Tabitha showed me to my room and my small bed. There was a desk and a lamp and my own bathroom. It was a good little space. She then opened a mini fridge in there showing me a six pack of Budweiser. “Here, these are on the house,” she smiled at me, flicking her silver hair like lost treasure and winking at me before she left and closed the bedroom door.
I grabbed a beer and sat on the bed, thinking about that dead deer. Its black eyes that fell from life into whatever comes after and the red stain that leaked into the soil. The huntress in her camouflage cloak. The cigarette. That tattoo that peeked out on her neck.
Above my bed was a large portrait of a faceless figure in black with a glowing red nose. I struggled to fall asleep and instead tried to count the stars I could see out the window. I closed my eyes and listened. The silence was like a weight on my ear canal. There was nothing to sense, a blind buzzing rebuking void that made my ears hum. I opened my eyes from its bloated presence.

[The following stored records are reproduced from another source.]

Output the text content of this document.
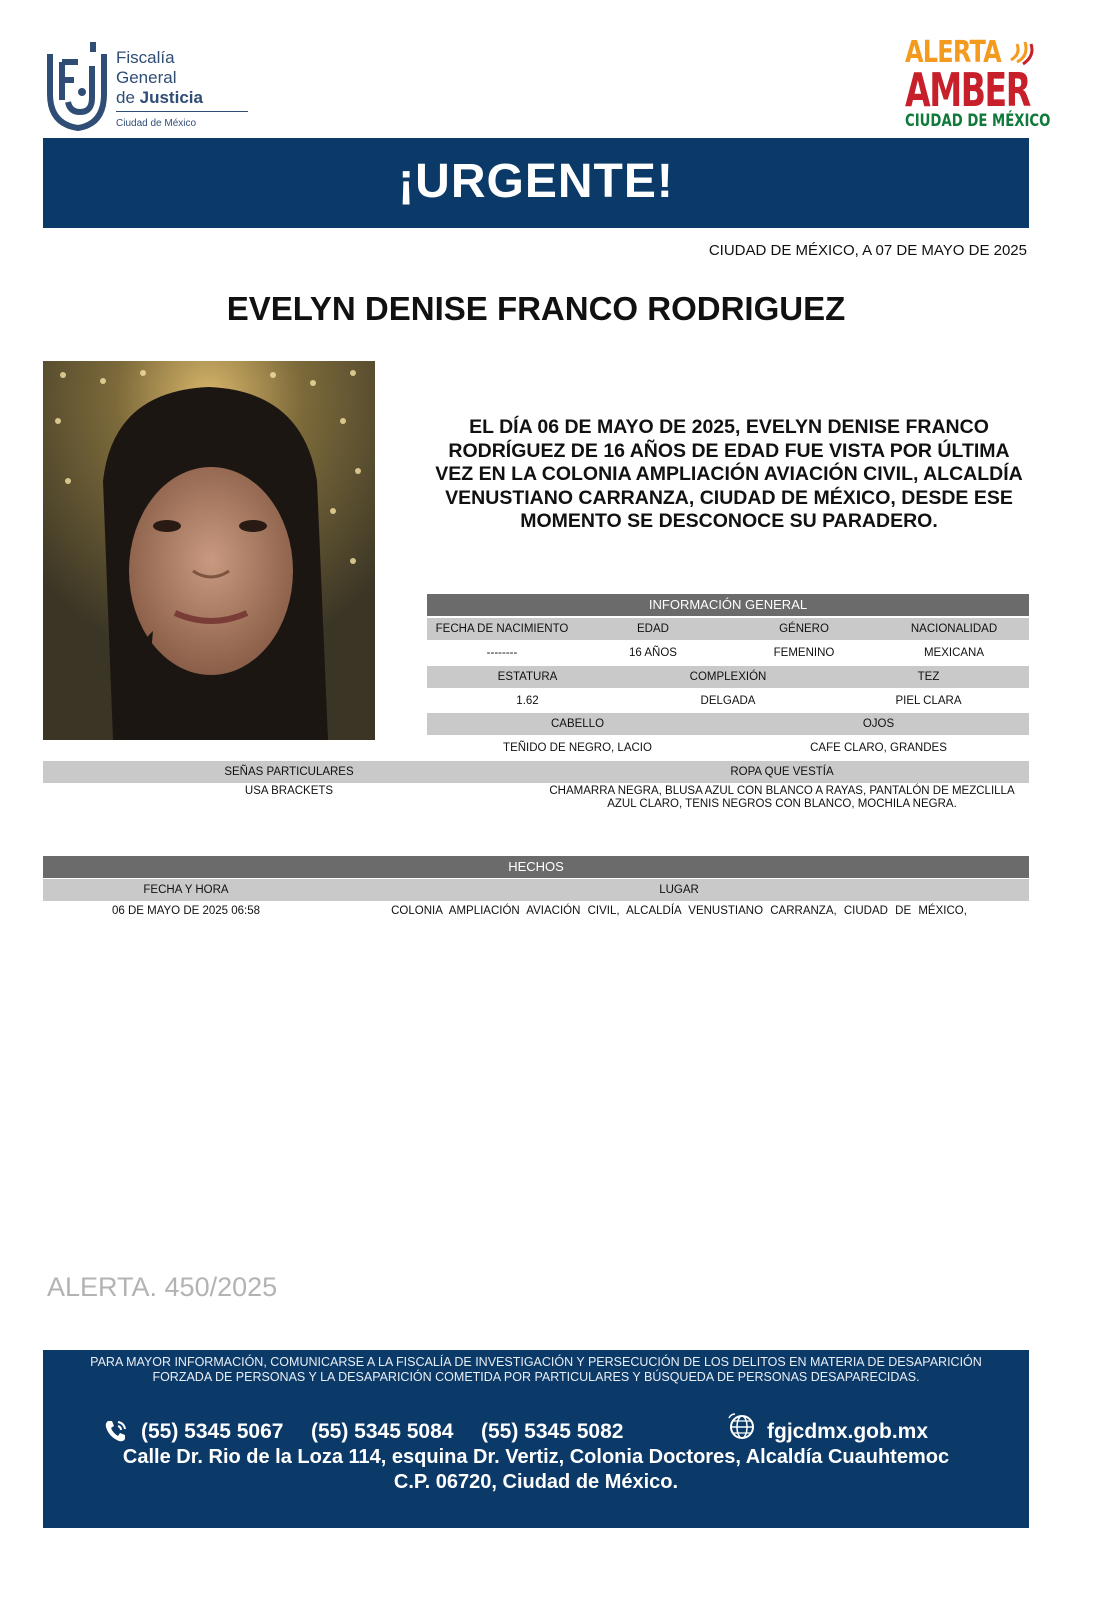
Fiscalía
General
de Justicia
Ciudad de México
ALERTA
AMBER
CIUDAD DE MÉXICO
¡URGENTE!
CIUDAD DE MÉXICO, A 07 DE MAYO DE 2025
EVELYN DENISE FRANCO RODRIGUEZ
EL DÍA 06 DE MAYO DE 2025, EVELYN DENISE FRANCO RODRÍGUEZ DE 16 AÑOS DE EDAD FUE VISTA POR ÚLTIMA VEZ EN LA COLONIA AMPLIACIÓN AVIACIÓN CIVIL, ALCALDÍA VENUSTIANO CARRANZA, CIUDAD DE MÉXICO, DESDE ESE MOMENTO SE DESCONOCE SU PARADERO.
INFORMACIÓN GENERAL
FECHA DE NACIMIENTO	EDAD	GÉNERO	NACIONALIDAD
--------	16 AÑOS	FEMENINO	MEXICANA
ESTATURA	COMPLEXIÓN	TEZ
1.62	DELGADA	PIEL CLARA
CABELLO	OJOS
TEÑIDO DE NEGRO, LACIO	CAFE CLARO, GRANDES
SEÑAS PARTICULARES	ROPA QUE VESTÍA
USA BRACKETS	CHAMARRA NEGRA, BLUSA AZUL CON BLANCO A RAYAS, PANTALÓN DE MEZCLILLA AZUL CLARO, TENIS NEGROS CON BLANCO, MOCHILA NEGRA.
HECHOS
FECHA Y HORA	LUGAR
06 DE MAYO DE 2025 06:58	COLONIA AMPLIACIÓN AVIACIÓN CIVIL, ALCALDÍA VENUSTIANO CARRANZA, CIUDAD DE MÉXICO,
ALERTA. 450/2025
PARA MAYOR INFORMACIÓN, COMUNICARSE A LA FISCALÍA DE INVESTIGACIÓN Y PERSECUCIÓN DE LOS DELITOS EN MATERIA DE DESAPARICIÓN FORZADA DE PERSONAS Y LA DESAPARICIÓN COMETIDA POR PARTICULARES Y BÚSQUEDA DE PERSONAS DESAPARECIDAS.
(55) 5345 5067 (55) 5345 5084 (55) 5345 5082	fgjcdmx.gob.mx
Calle Dr. Rio de la Loza 114, esquina Dr. Vertiz, Colonia Doctores, Alcaldía Cuauhtemoc
C.P. 06720, Ciudad de México.
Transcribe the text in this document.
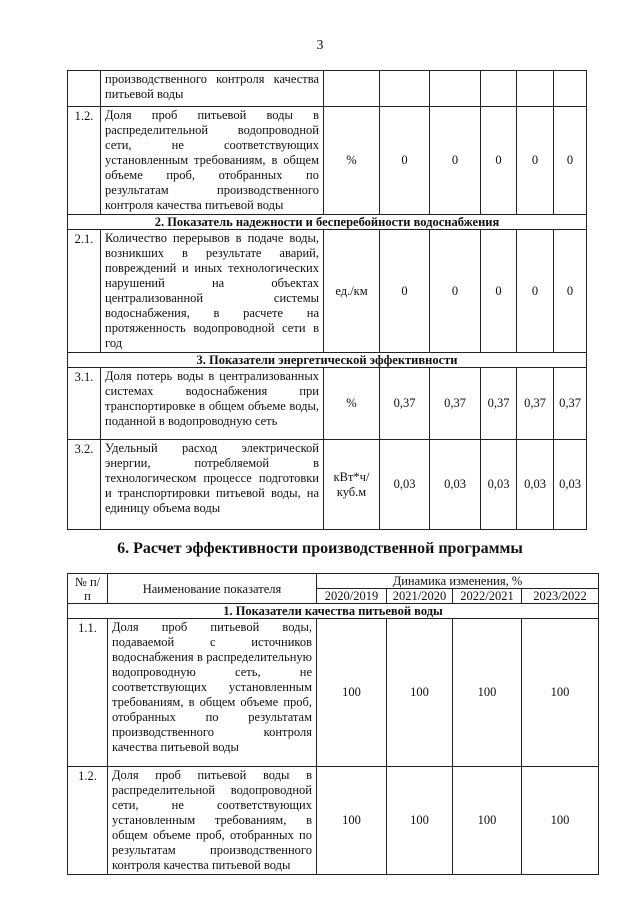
3
	производственного контроля качества питьевой воды						
1.2.	Доля проб питьевой воды в распределительной водопроводной сети, не соответствующих установленным требованиям, в общем объеме проб, отобранных по результатам производственного контроля качества питьевой воды	%	0	0	0	0	0
2. Показатель надежности и бесперебойности водоснабжения							
2.1.	Количество перерывов в подаче воды, возникших в результате аварий, повреждений и иных технологических нарушений на объектах централизованной системы водоснабжения, в расчете на протяженность водопроводной сети в год	ед./км	0	0	0	0	0
3. Показатели энергетической эффективности							
3.1.	Доля потерь воды в централизованных системах водоснабжения при транспортировке в общем объеме воды, поданной в водопроводную сеть	%	0,37	0,37	0,37	0,37	0,37
3.2.	Удельный расход электрической энергии, потребляемой в технологическом процессе подготовки и транспортировки питьевой воды, на единицу объема воды	кВт*ч/ куб.м	0,03	0,03	0,03	0,03	0,03
6. Расчет эффективности производственной программы
№ п/п	Наименование показателя	Динамика изменения, %			
		2020/2019	2021/2020	2022/2021	2023/2022
1. Показатели качества питьевой воды					
1.1.	Доля проб питьевой воды, подаваемой с источников водоснабжения в распределительную водопроводную сеть, не соответствующих установленным требованиям, в общем объеме проб, отобранных по результатам производственного контроля качества питьевой воды	100	100	100	100
1.2.	Доля проб питьевой воды в распределительной водопроводной сети, не соответствующих установленным требованиям, в общем объеме проб, отобранных по результатам производственного контроля качества питьевой воды	100	100	100	100
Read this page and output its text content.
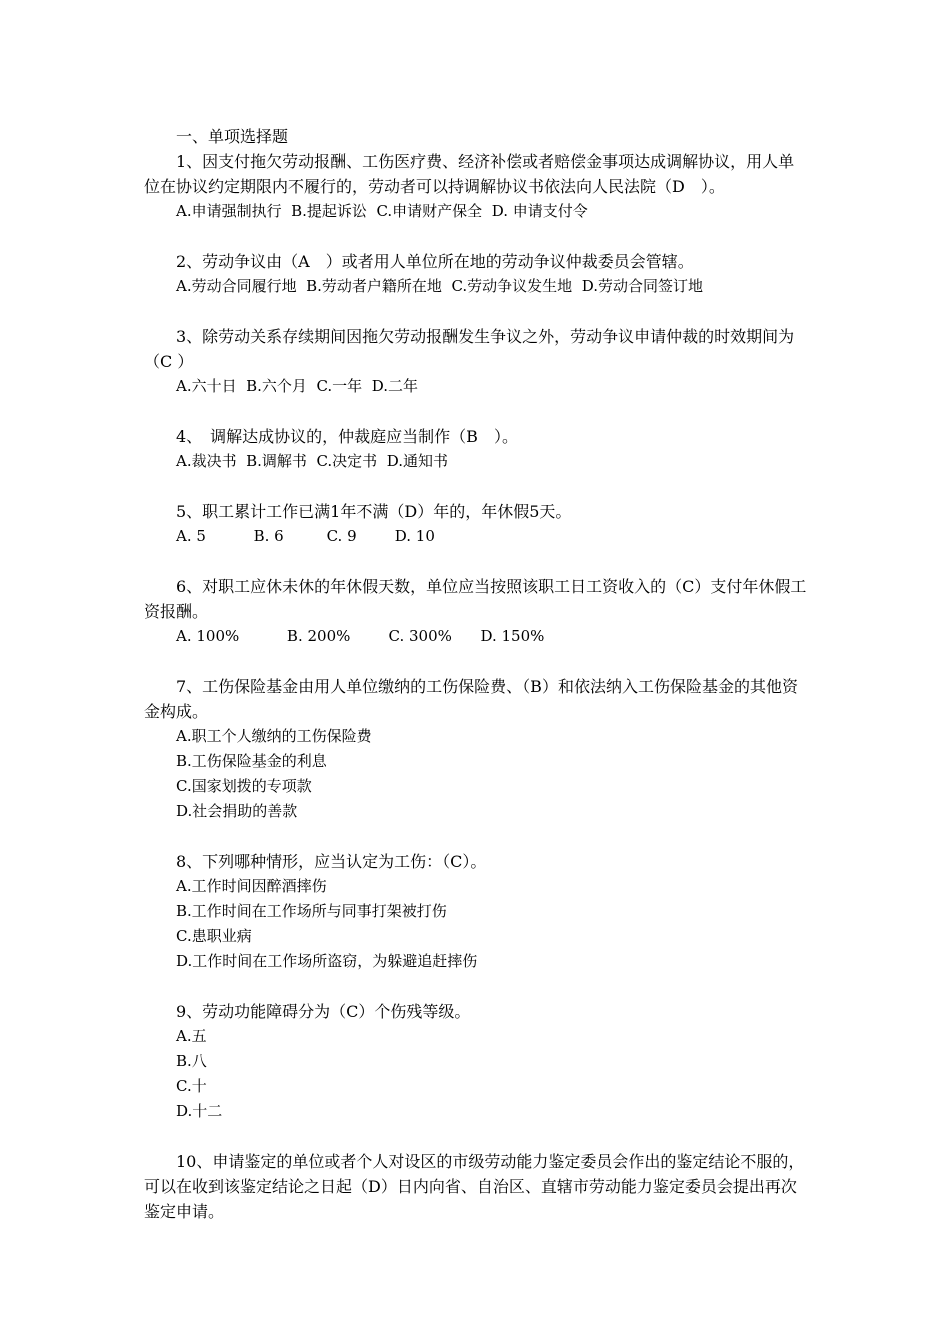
一、单项选择题

1、因支付拖欠劳动报酬、工伤医疗费、经济补偿或者赔偿金事项达成调解协议，用人单位在协议约定期限内不履行的，劳动者可以持调解协议书依法向人民法院（D　）。

A.申请强制执行  B.提起诉讼  C.申请财产保全  D. 申请支付令

2、劳动争议由（A　）或者用人单位所在地的劳动争议仲裁委员会管辖。

A.劳动合同履行地  B.劳动者户籍所在地  C.劳动争议发生地  D.劳动合同签订地

3、除劳动关系存续期间因拖欠劳动报酬发生争议之外，劳动争议申请仲裁的时效期间为（C ）

A.六十日  B.六个月  C.一年  D.二年

4、　调解达成协议的，仲裁庭应当制作（B　）。

A.裁决书  B.调解书  C.决定书  D.通知书

5、职工累计工作已满1年不满（D）年的，年休假5天。

A. 5          B. 6         C. 9        D. 10

6、对职工应休未休的年休假天数，单位应当按照该职工日工资收入的（C）支付年休假工资报酬。

A. 100%          B. 200%        C. 300%      D. 150%

7、工伤保险基金由用人单位缴纳的工伤保险费、（B）和依法纳入工伤保险基金的其他资金构成。

A.职工个人缴纳的工伤保险费
B.工伤保险基金的利息
C.国家划拨的专项款
D.社会捐助的善款

8、下列哪种情形，应当认定为工伤：（C）。

A.工作时间因醉酒摔伤
B.工作时间在工作场所与同事打架被打伤
C.患职业病
D.工作时间在工作场所盗窃，为躲避追赶摔伤

9、劳动功能障碍分为（C）个伤残等级。

A.五
B.八
C.十
D.十二

10、申请鉴定的单位或者个人对设区的市级劳动能力鉴定委员会作出的鉴定结论不服的，可以在收到该鉴定结论之日起（D）日内向省、自治区、直辖市劳动能力鉴定委员会提出再次鉴定申请。
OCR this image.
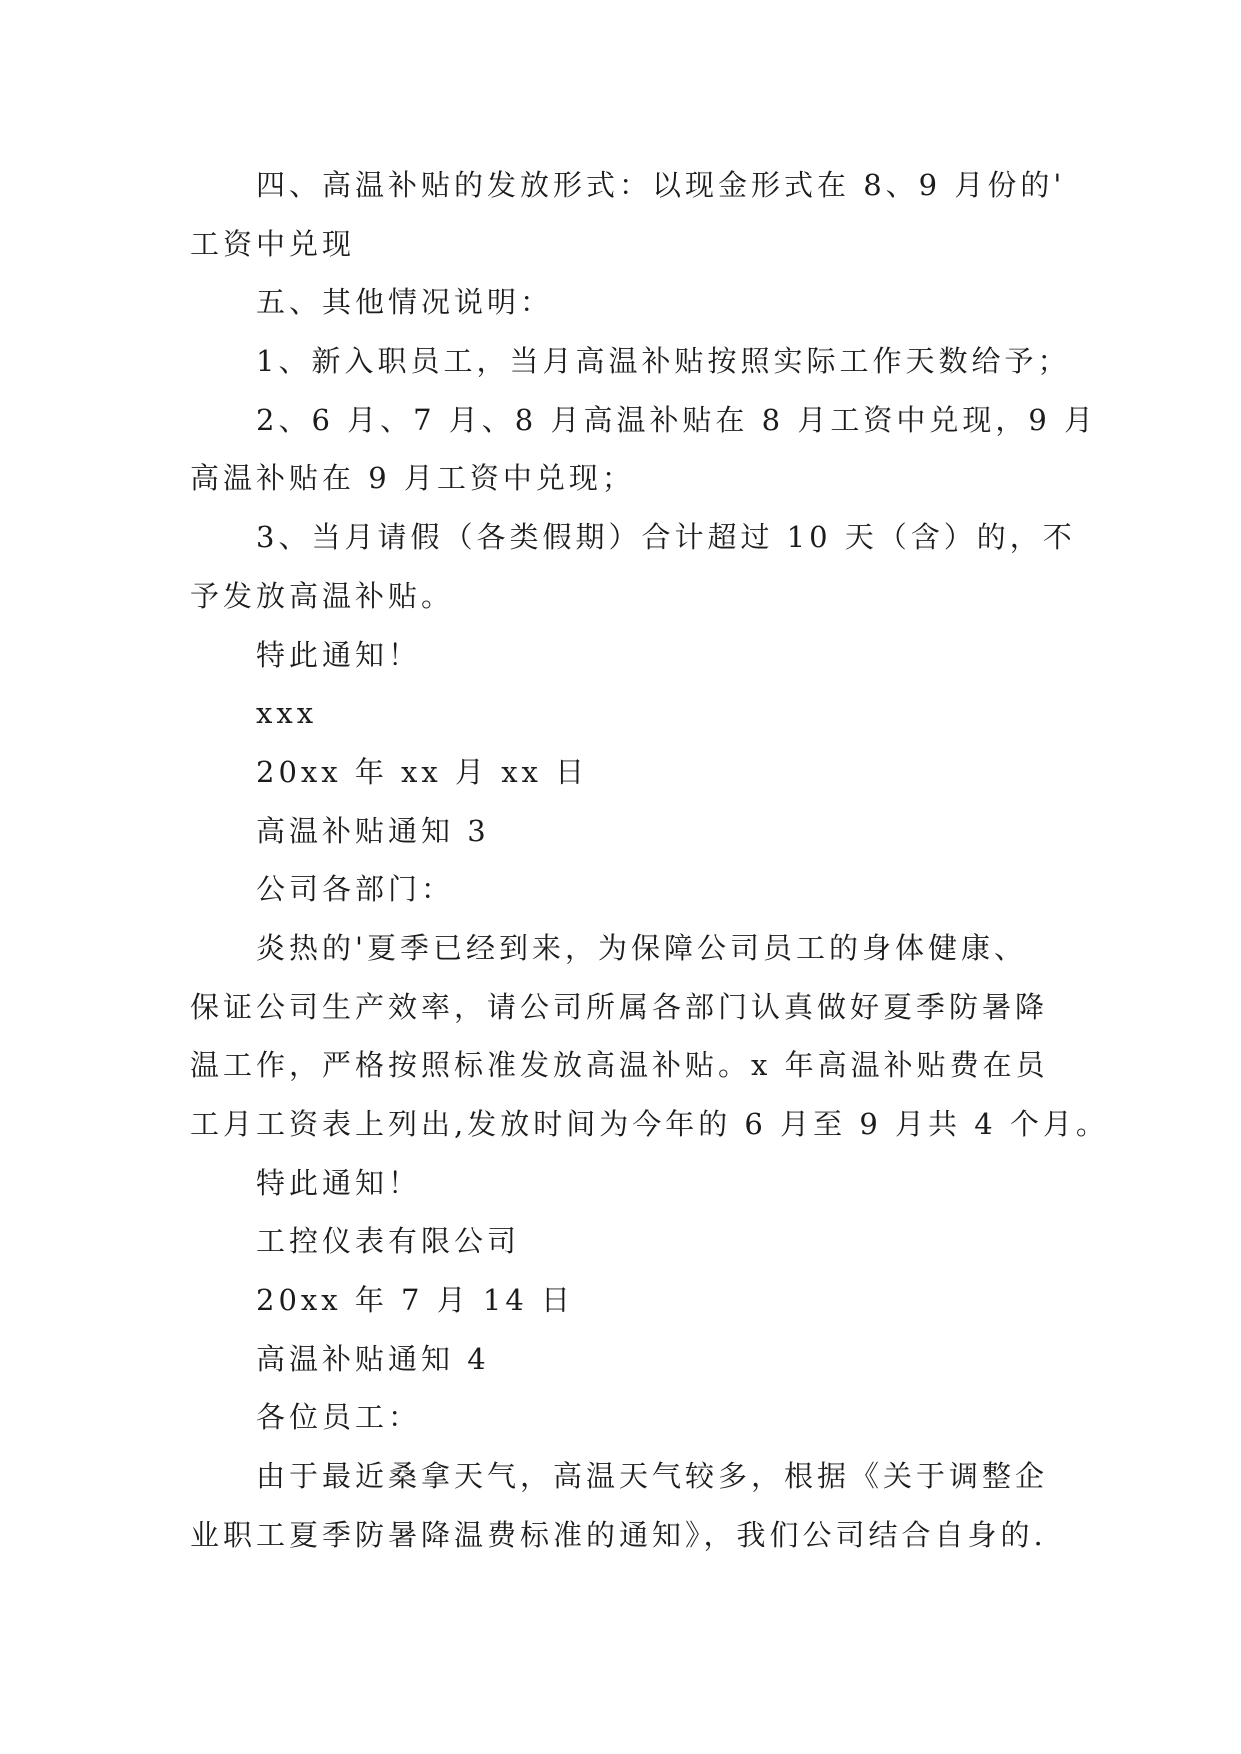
四、高温补贴的发放形式：以现金形式在 8、9 月份的'
工资中兑现
五、其他情况说明：
1、新入职员工，当月高温补贴按照实际工作天数给予；
2、6 月、7 月、8 月高温补贴在 8 月工资中兑现，9 月
高温补贴在 9 月工资中兑现；
3、当月请假（各类假期）合计超过 10 天（含）的，不
予发放高温补贴。
特此通知！
xxx
20xx 年 xx 月 xx 日
高温补贴通知 3
公司各部门：
炎热的'夏季已经到来，为保障公司员工的身体健康、
保证公司生产效率，请公司所属各部门认真做好夏季防暑降
温工作，严格按照标准发放高温补贴。x 年高温补贴费在员
工月工资表上列出,发放时间为今年的 6 月至 9 月共 4 个月。
特此通知！
工控仪表有限公司
20xx 年 7 月 14 日
高温补贴通知 4
各位员工：
由于最近桑拿天气，高温天气较多，根据《关于调整企
业职工夏季防暑降温费标准的通知》，我们公司结合自身的.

In the other room, through the door, almost thankfully, I started to hear the soft chatter of Ghoul meowing and lecturing in the dead in the darkness. Tabitha was clinking tiles together in the other room in some new form of creation. It was so quiet there, I could almost hear her breathing.
That red nose above me like a pestering cloud, I couldn’t sleep. So I opened my journal and began to write:
For Tabitha…
The smoke you exude
The gates to your castle,
The stones around you
Your silver hair
A goddess of something,
Both old and new
In the deep wood, in the tall mountains
Beyond the edge of memory
And the wall of reality.
You build your world stone by stone,
And reforge the path of life
Into the midst of your smoke
A ghoul of life,
Chattering your bones
Frozen in hatred of what was
And what you once created.
We are the haunted memory
Of what we peeled away from.
Your castle keeping all things out
And imprisoning yourself away.
Death is the clown that
Can batter down your doors.
I sipped my budweiser and listened as the tiles clicked and clacked and the cat spoke into the deep dark beyond. I closed my eyes and became the darkness, Ghoul’s voice the malaise of the evening.
Then the tiles stopped clicking. For a while there was silence…bone chilling silence that made my ears hum in anxiety.
There was a knock on my door. I shuttered and spilled my beer on my lap. Cold and awoken with fright. Even the cat’s yawp offered no silence at the soft knocking. I opened the door, and before me was the pale white face of Tabitha. She was completely nude, pale as snow and silver in the dark room. Her breasts were large and white, there seemed not a growth of hair on her body from the neck down. When I say she was moonlit corporeal, I mean it.She was the freshly dead, white as swan feathers and luminously beautiful. I became her lunatic instantly and thirty or fifty, her age did not matter as I felt her cold, pale beauty radiate like glacial winds before me. It was the most overcoming feeling of lost and vacancy I had ever felt. The beauty of her somehow lifeless naked body and her soft curves.
Tabitha’s eyes were closed and she was sleep-walking for what I could tell.
Her hand was on the cold drops of beer I had spilled and suddenly, I felt her cold through my pants and underwear.
“Tabitha,” I looked into the closed lids, “Tabitha, arise.” I said.
Slowly, her blue eyes opened at me. They shuttered to life, and Tabitha, this pale ghost of beauty turned from my door, followed by her cat, and went into her bedroom.
I closed the door in confusion and looked at the darkness which swallowed the room whole.